Harendra Kumar, MD, institutional equities, Elara Capital
The current rally will consolidate, as the risk-reward ratio is very favourable right now. The domestic macro situation is extremely strong and the rupee has held up. Cement growth was 6% in the June quarter and has now come in at 9%; port and road traffic volume is also up. Commercial real estate absorption is up 20%, indicating an uptick in office buying. Credit growth has gone up to double digits. All this will percolate into an earnings recovery for Nifty companies. Also, as far as reforms are concerned, in the last week, four bills related to oil and gas, metals and mining, real estate and shipping have been passed, after a year of logjam. Bank recapitalisation is also happening. We believe Nifty earnings will grow 17% in FY17 and the Nifty will climb to 8,500 over the next 12-15 months. With the Nifty at 7,200, India’s market cap-to-GDP ratio is 70%, whereas our historical average is 85%. So, there’s value in the market.

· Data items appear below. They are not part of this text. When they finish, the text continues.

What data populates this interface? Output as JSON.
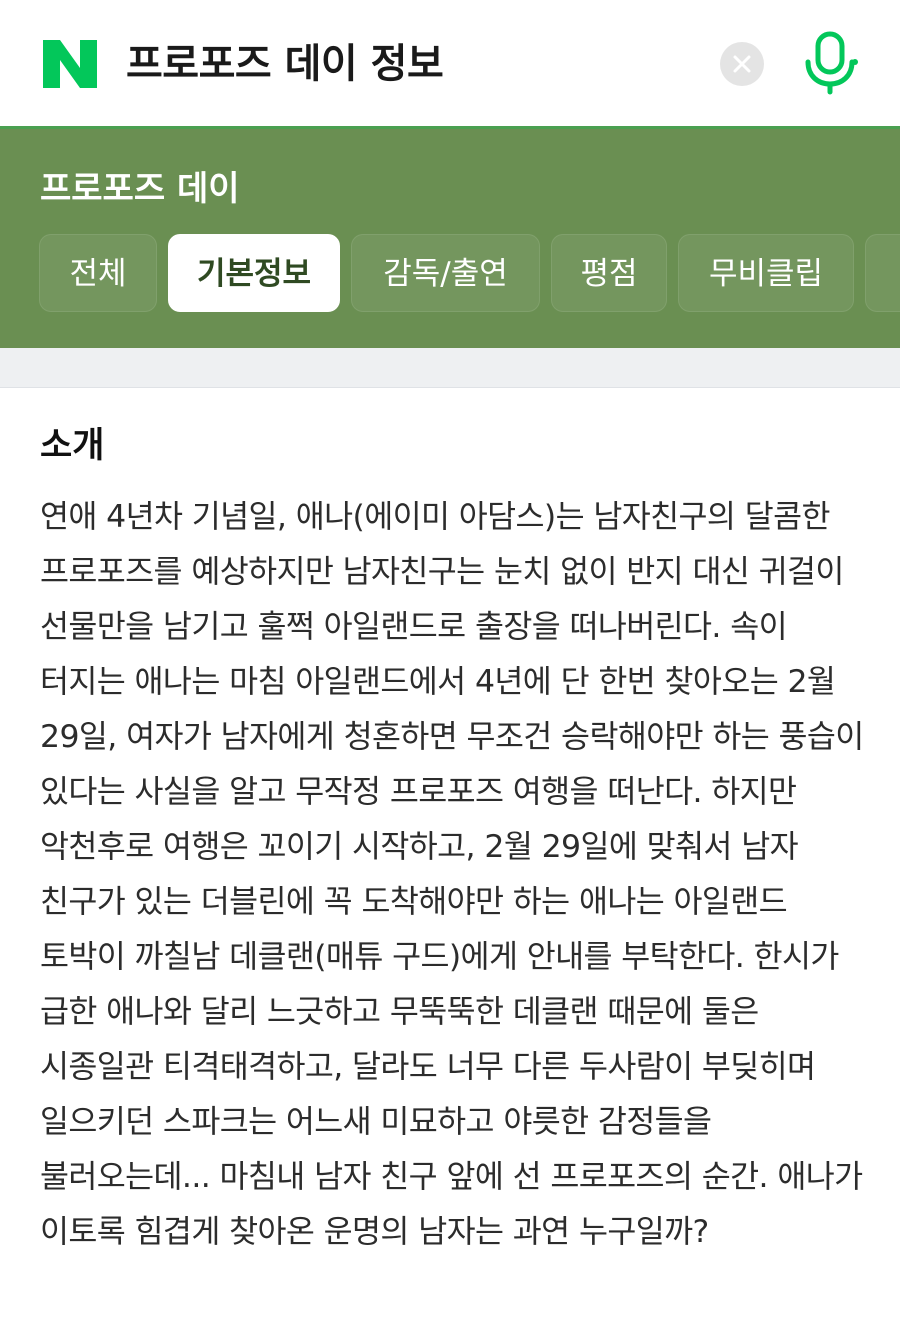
{
  "search": {
    "query": "프로포즈 데이 정보",
    "logo_icon": "naver-logo-icon",
    "brand_color": "#03c75a"
  },
  "movie": {
    "title": "프로포즈 데이",
    "header_color": "#6a8f52",
    "tabs": [
      {
        "label": "전체",
        "active": false
      },
      {
        "label": "기본정보",
        "active": true
      },
      {
        "label": "감독/출연",
        "active": false
      },
      {
        "label": "평점",
        "active": false
      },
      {
        "label": "무비클립",
        "active": false
      }
    ]
  },
  "intro": {
    "heading": "소개",
    "body": "연애 4년차 기념일, 애나(에이미 아담스)는 남자친구의 달콤한 프로포즈를 예상하지만 남자친구는 눈치 없이 반지 대신 귀걸이 선물만을 남기고 훌쩍 아일랜드로 출장을 떠나버린다. 속이 터지는 애나는 마침 아일랜드에서 4년에 단 한번 찾아오는 2월 29일, 여자가 남자에게 청혼하면 무조건 승락해야만 하는 풍습이 있다는 사실을 알고 무작정 프로포즈 여행을 떠난다. 하지만 악천후로 여행은 꼬이기 시작하고, 2월 29일에 맞춰서 남자 친구가 있는 더블린에 꼭 도착해야만 하는 애나는 아일랜드 토박이 까칠남 데클랜(매튜 구드)에게 안내를 부탁한다. 한시가 급한 애나와 달리 느긋하고 무뚝뚝한 데클랜 때문에 둘은 시종일관 티격태격하고, 달라도 너무 다른 두사람이 부딪히며 일으키던 스파크는 어느새 미묘하고 야릇한 감정들을 불러오는데... 마침내 남자 친구 앞에 선 프로포즈의 순간. 애나가 이토록 힘겹게 찾아온 운명의 남자는 과연 누구일까?"
  },
  "icons": {
    "clear": "close-icon",
    "voice": "microphone-icon"
  }
}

Rajesh Cheruvu, CIO, RBS Private Banking
I am cautious about the market. This is on account of the weak performance in corporate earnings and the lack of big-bang reforms. While there is headway in less significant reforms, for a sustained market rally, you need far-reaching bills like GST, Bankruptcy Code, etc. to pass. The capex cycle also has not really taken off since consumer demand is weak and companies are operating at 75% capacity utilisation, which needs to move up to 85% for the cycle to revive. The government’s consumption stimulus will need six to eight months to take effect and for demand to revive. But in the short term, particularly in the next quarter results, we are going to see pretty abysmal earning numbers. So, as we move towards the earnings season, the market will give up the gain it has made so far and we could see a correction. Only when demand and earnings recover and big-bang reforms are introduced will there be a sustained uptick in the market.